Beyond cache reduction, in our paper we demonstrate a lot of interesting ways that combining AD with a compiler can create potential speed-up. For example, we are often able to dead-code eliminate part of the original forward-pass code since it's not needed to compute the gradient.
We also have a cool example in the paper showing an asymptotic [O(N^2) => O(N)] speedup on a code for normalizing a vector because doing AD in the compiler lets Enzyme run after optimization (and in that example benefit from loop invariant code motion in a way that tools that aren't in the compiler cannot do).
Yeah my best guess at that is that they were trying to say you'd only need to store one value: the sum, rather than the two individual values -- but I'm not completely sure.
The essence of what I was trying to say with the example is that a layer may be used multiple times through the computation graph.
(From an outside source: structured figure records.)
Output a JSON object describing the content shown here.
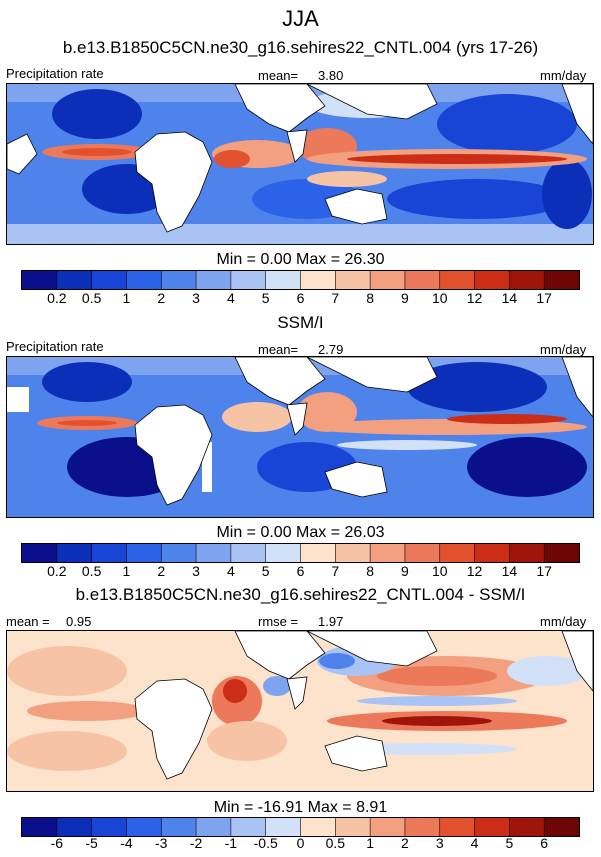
{
  "title": "JJA",
  "panels": [
    {
      "id": "model",
      "title": "b.e13.B1850C5CN.ne30_g16.sehires22_CNTL.004 (yrs 17-26)",
      "left_label": "Precipitation rate",
      "center_label": "mean=",
      "center_value": "3.80",
      "right_label": "mm/day",
      "stats_text": "Min =   0.00 Max =  26.30",
      "colorbar": "precip"
    },
    {
      "id": "obs",
      "title": "SSM/I",
      "left_label": "Precipitation rate",
      "center_label": "mean=",
      "center_value": "2.79",
      "right_label": "mm/day",
      "stats_text": "Min =   0.00 Max =  26.03",
      "colorbar": "precip"
    },
    {
      "id": "diff",
      "title": "b.e13.B1850C5CN.ne30_g16.sehires22_CNTL.004 - SSM/I",
      "left_label": "mean =",
      "left_value": "0.95",
      "center_label": "rmse =",
      "center_value": "1.97",
      "right_label": "mm/day",
      "stats_text": "Min = -16.91 Max =   8.91",
      "colorbar": "diff"
    }
  ],
  "colorbars": {
    "precip": {
      "labels": [
        "0.2",
        "0.5",
        "1",
        "2",
        "3",
        "4",
        "5",
        "6",
        "7",
        "8",
        "9",
        "10",
        "12",
        "14",
        "17"
      ],
      "colors": [
        "#0a0f8c",
        "#0b2fb8",
        "#1845d6",
        "#2b62e8",
        "#4f83ec",
        "#7ea4f0",
        "#a9c3f5",
        "#d3e1f8",
        "#fde3cc",
        "#f7c3a5",
        "#f2a07f",
        "#ec7a5a",
        "#e4512f",
        "#cc2d16",
        "#a01509",
        "#6e0505"
      ]
    },
    "diff": {
      "labels": [
        "-6",
        "-5",
        "-4",
        "-3",
        "-2",
        "-1",
        "-0.5",
        "0",
        "0.5",
        "1",
        "2",
        "3",
        "4",
        "5",
        "6"
      ],
      "colors": [
        "#0a0f8c",
        "#0b2fb8",
        "#1845d6",
        "#2b62e8",
        "#4f83ec",
        "#7ea4f0",
        "#a9c3f5",
        "#d3e1f8",
        "#fde3cc",
        "#f7c3a5",
        "#f2a07f",
        "#ec7a5a",
        "#e4512f",
        "#cc2d16",
        "#a01509",
        "#6e0505"
      ]
    }
  },
  "chart_data": [
    {
      "type": "heatmap",
      "title": "b.e13.B1850C5CN.ne30_g16.sehires22_CNTL.004 (yrs 17-26)",
      "quantity": "Precipitation rate",
      "units": "mm/day",
      "mean": 3.8,
      "min": 0.0,
      "max": 26.3,
      "contour_levels": [
        0.2,
        0.5,
        1,
        2,
        3,
        4,
        5,
        6,
        7,
        8,
        9,
        10,
        12,
        14,
        17
      ]
    },
    {
      "type": "heatmap",
      "title": "SSM/I",
      "quantity": "Precipitation rate",
      "units": "mm/day",
      "mean": 2.79,
      "min": 0.0,
      "max": 26.03,
      "contour_levels": [
        0.2,
        0.5,
        1,
        2,
        3,
        4,
        5,
        6,
        7,
        8,
        9,
        10,
        12,
        14,
        17
      ]
    },
    {
      "type": "heatmap",
      "title": "b.e13.B1850C5CN.ne30_g16.sehires22_CNTL.004 - SSM/I",
      "units": "mm/day",
      "mean": 0.95,
      "rmse": 1.97,
      "min": -16.91,
      "max": 8.91,
      "contour_levels": [
        -6,
        -5,
        -4,
        -3,
        -2,
        -1,
        -0.5,
        0,
        0.5,
        1,
        2,
        3,
        4,
        5,
        6
      ]
    }
  ]
}
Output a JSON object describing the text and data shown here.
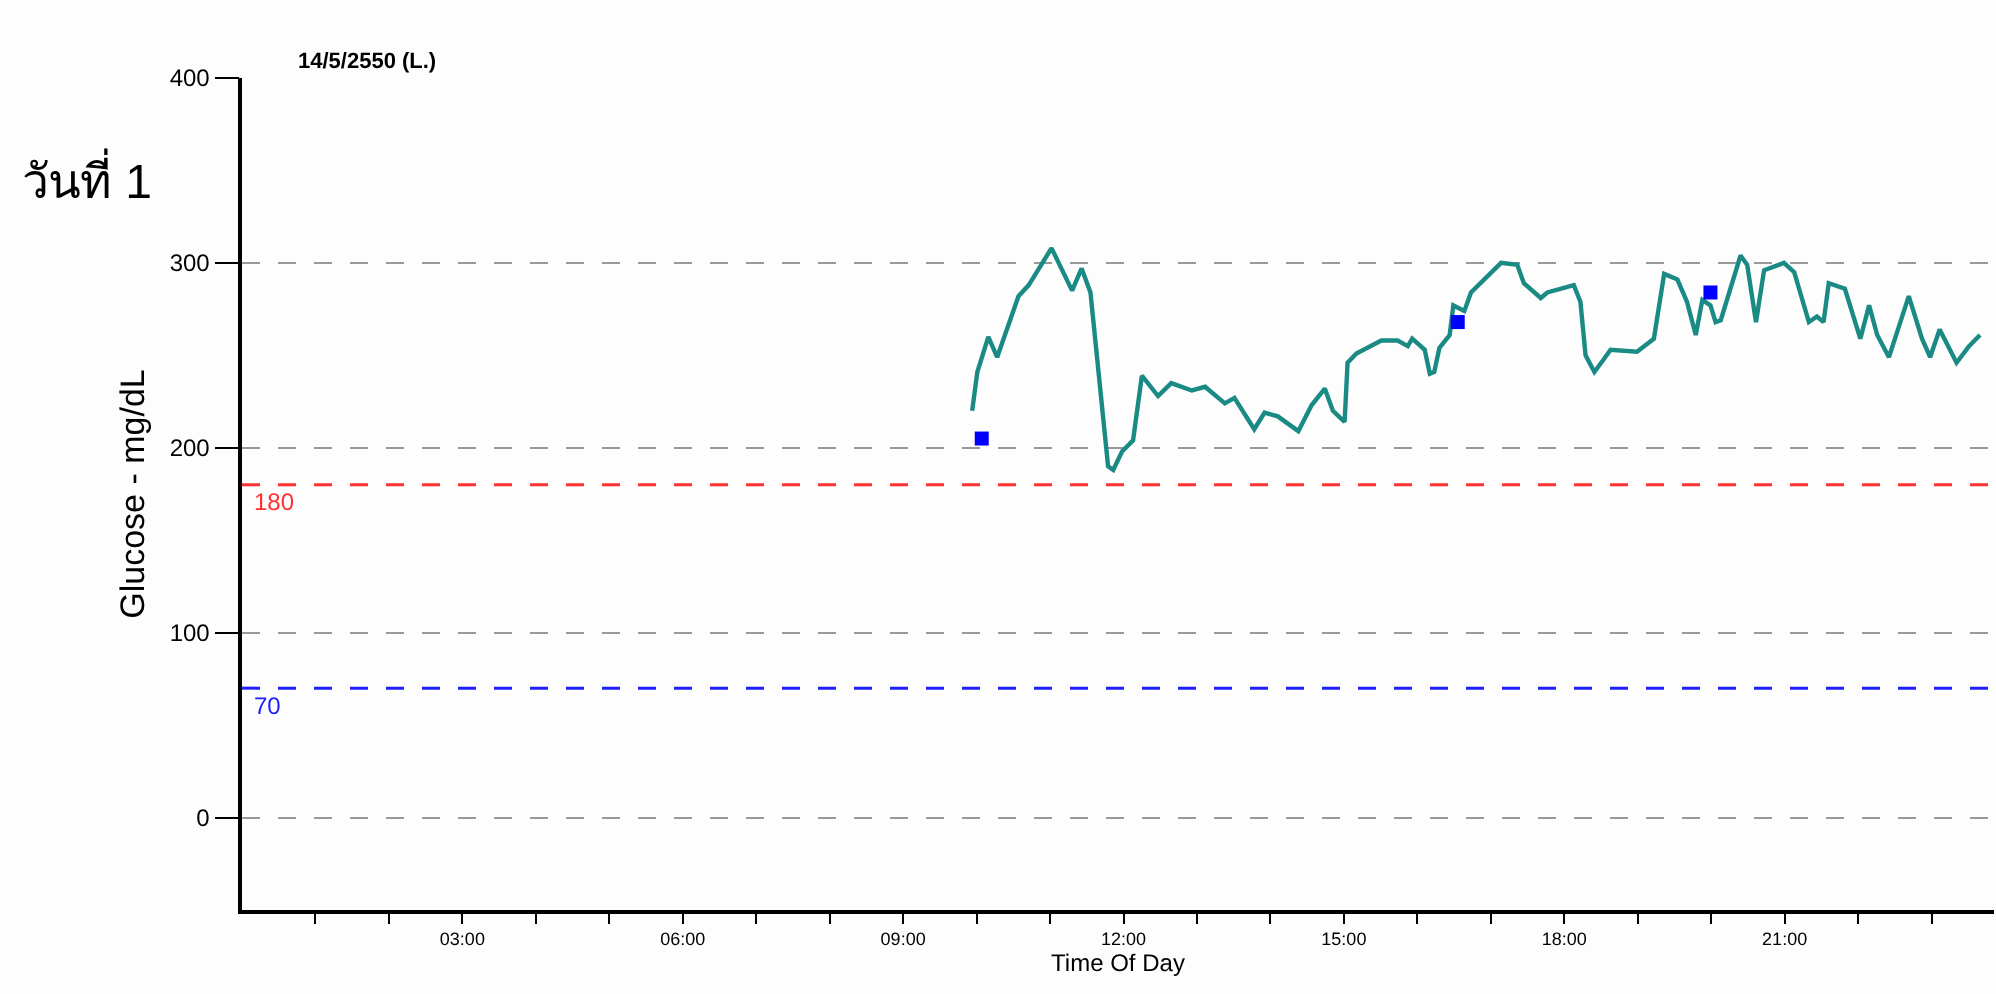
{
  "chart_data": {
    "type": "line",
    "title": "14/5/2550 (L.)",
    "xlabel": "Time Of Day",
    "ylabel": "Glucose - mg/dL",
    "annotations": [
      "วันที่ 1"
    ],
    "xlim": [
      0,
      23.85
    ],
    "xticks": [
      {
        "value": 1,
        "label": null
      },
      {
        "value": 2,
        "label": null
      },
      {
        "value": 3,
        "label": "03:00"
      },
      {
        "value": 4,
        "label": null
      },
      {
        "value": 5,
        "label": null
      },
      {
        "value": 6,
        "label": "06:00"
      },
      {
        "value": 7,
        "label": null
      },
      {
        "value": 8,
        "label": null
      },
      {
        "value": 9,
        "label": "09:00"
      },
      {
        "value": 10,
        "label": null
      },
      {
        "value": 11,
        "label": null
      },
      {
        "value": 12,
        "label": "12:00"
      },
      {
        "value": 13,
        "label": null
      },
      {
        "value": 14,
        "label": null
      },
      {
        "value": 15,
        "label": "15:00"
      },
      {
        "value": 16,
        "label": null
      },
      {
        "value": 17,
        "label": null
      },
      {
        "value": 18,
        "label": "18:00"
      },
      {
        "value": 19,
        "label": null
      },
      {
        "value": 20,
        "label": null
      },
      {
        "value": 21,
        "label": "21:00"
      },
      {
        "value": 22,
        "label": null
      },
      {
        "value": 23,
        "label": null
      }
    ],
    "ylim": [
      -50,
      400
    ],
    "yticks": [
      0,
      100,
      200,
      300,
      400
    ],
    "grid": "y",
    "legend": false,
    "series": [
      {
        "color": "#1a8a84",
        "marker": "none",
        "x": [
          9.94,
          10.01,
          10.16,
          10.28,
          10.57,
          10.71,
          11.02,
          11.3,
          11.43,
          11.55,
          11.79,
          11.86,
          11.98,
          12.13,
          12.25,
          12.47,
          12.65,
          12.93,
          13.11,
          13.38,
          13.51,
          13.78,
          13.92,
          14.1,
          14.38,
          14.56,
          14.74,
          14.85,
          15.01,
          15.05,
          15.17,
          15.51,
          15.73,
          15.87,
          15.93,
          16.1,
          16.17,
          16.23,
          16.3,
          16.44,
          16.49,
          16.64,
          16.73,
          17.14,
          17.36,
          17.45,
          17.68,
          17.77,
          18.13,
          18.22,
          18.29,
          18.41,
          18.54,
          18.63,
          18.99,
          19.22,
          19.36,
          19.54,
          19.67,
          19.79,
          19.88,
          19.99,
          20.06,
          20.13,
          20.4,
          20.49,
          20.61,
          20.72,
          20.99,
          21.13,
          21.33,
          21.44,
          21.53,
          21.6,
          21.82,
          22.03,
          22.15,
          22.26,
          22.42,
          22.69,
          22.87,
          22.98,
          23.11,
          23.34,
          23.51,
          23.66
        ],
        "values": [
          220,
          241,
          260,
          249,
          282,
          288,
          308,
          285,
          297,
          284,
          190,
          188,
          198,
          204,
          239,
          228,
          235,
          231,
          233,
          224,
          227,
          210,
          219,
          217,
          209,
          223,
          232,
          220,
          214,
          246,
          251,
          258,
          258,
          255,
          259,
          253,
          240,
          241,
          254,
          261,
          277,
          274,
          284,
          300,
          299,
          289,
          281,
          284,
          288,
          279,
          250,
          241,
          248,
          253,
          252,
          259,
          294,
          291,
          279,
          261,
          280,
          277,
          268,
          269,
          304,
          299,
          268,
          296,
          300,
          295,
          268,
          271,
          268,
          289,
          286,
          259,
          277,
          261,
          249,
          282,
          259,
          249,
          264,
          246,
          255,
          261
        ]
      },
      {
        "type": "scatter",
        "color": "#0000ff",
        "marker": "square",
        "x": [
          10.07,
          16.55,
          19.99
        ],
        "values": [
          205,
          268,
          284
        ]
      }
    ],
    "ref_lines": [
      {
        "axis": "y",
        "value": 180,
        "label": "180",
        "color": "#ff3030",
        "line_style": "dashed"
      },
      {
        "axis": "y",
        "value": 70,
        "label": "70",
        "color": "#2020ff",
        "line_style": "dashed"
      }
    ]
  }
}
Without an analytical gradient, you may end up caching all of the inputs to the layer to compute the gradient. The alternative is to sum up the inputs because the gradient is linear with respect to the inputs; with an analytical gradient you can find that and compute it within the code instead of looking for adhoc optimisations within the graph.
For example in an affine function, the gradient of the bias/intercept is the gradient of the loss wrt the activation function and for the weights, it's the product of loss wrt activation function and the input to the layer.
With automatic graph construction e.g. eager Tensorflow/Pytorch, the layer needs to cache the input of the layer, so that it can compute the gradient of the weights. If the layer receives inputs multiple times within the computation graph, you end up caching it multiple times.
With analytical gradients, you may be able to save memory by finding optimizations because you have the analytical gradient, e.g. above you can sum the inputs ie (dL/dz)input1 + (dL/dz)input2 = (dL/dz)(input1+input2).